I hear the sound of Slade on the radio, I smell the smoky scent of the second-hand car he’d recently bought and I feel the sense of dread scoop out the pit of my stomach as I anticipate the moment we were heading towards.
He wouldn’t tell me where we were going. He’d only say it was the end of one chapter in our lives and the beginning of the next one.
But that chapter was the end of Michael’s story.
As if in slow motion, I see my hand reach over to hold his. I see his eyes look down at our hands for just a split second.
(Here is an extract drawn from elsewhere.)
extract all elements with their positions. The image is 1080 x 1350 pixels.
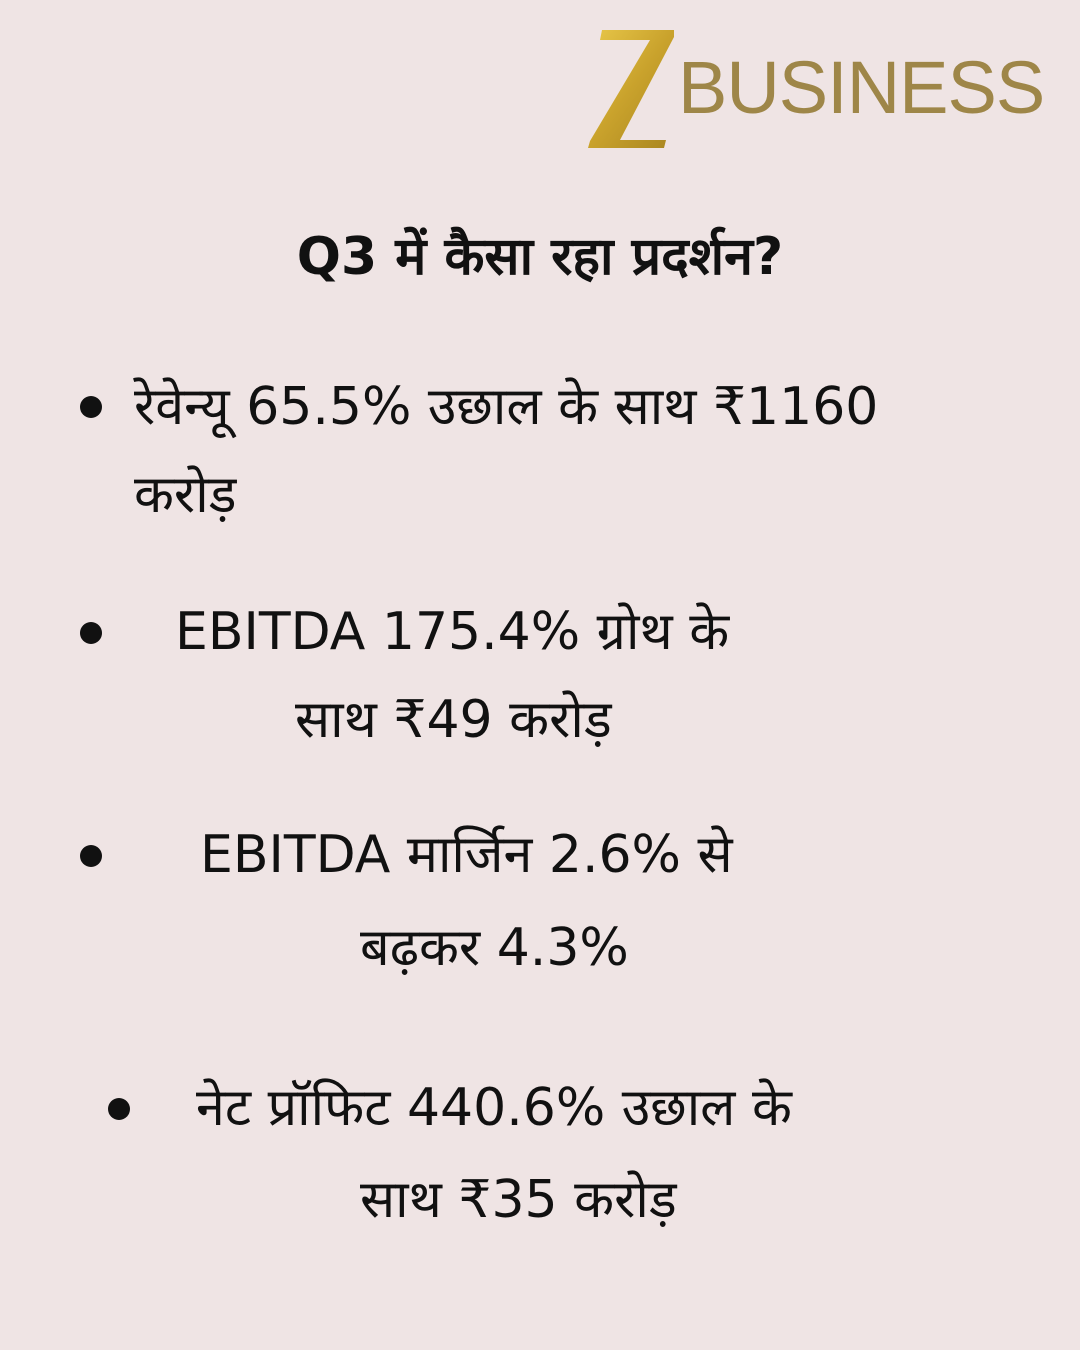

I cover my ears now as the inevitable crash of metal comes back to me so clearly that it crushes my eardrums. My head bangs from side to side off the window, off Michael, off the window again. I’m reliving the horror once more in the sickening technicolour I haven’t seen in so long. I smell burning. I hear glass smashing, the crunch of metal on metal, the rattle of my brain as we tumble to our destiny.
To Michael’s destiny.
To mine too.
I distracted him. What if … ?
‘Are you out there, Michael?’ I shout out as loudly as I can towards the water below me. ‘I just wish I could hear your voice one more time.’
It’s so windy and the rain is pouring down now, so no one can hear me, not that I’d even care. Not that there’s anyone else around.
‘I’m so sorry, Michael. I’m so sorry we didn’t get to make all our dreams come true.’
I try to stop my tears with the back of my hand. I fall to my knees and I sob into the rain.
What was I thinking?
I should never have come here. It’s too painful.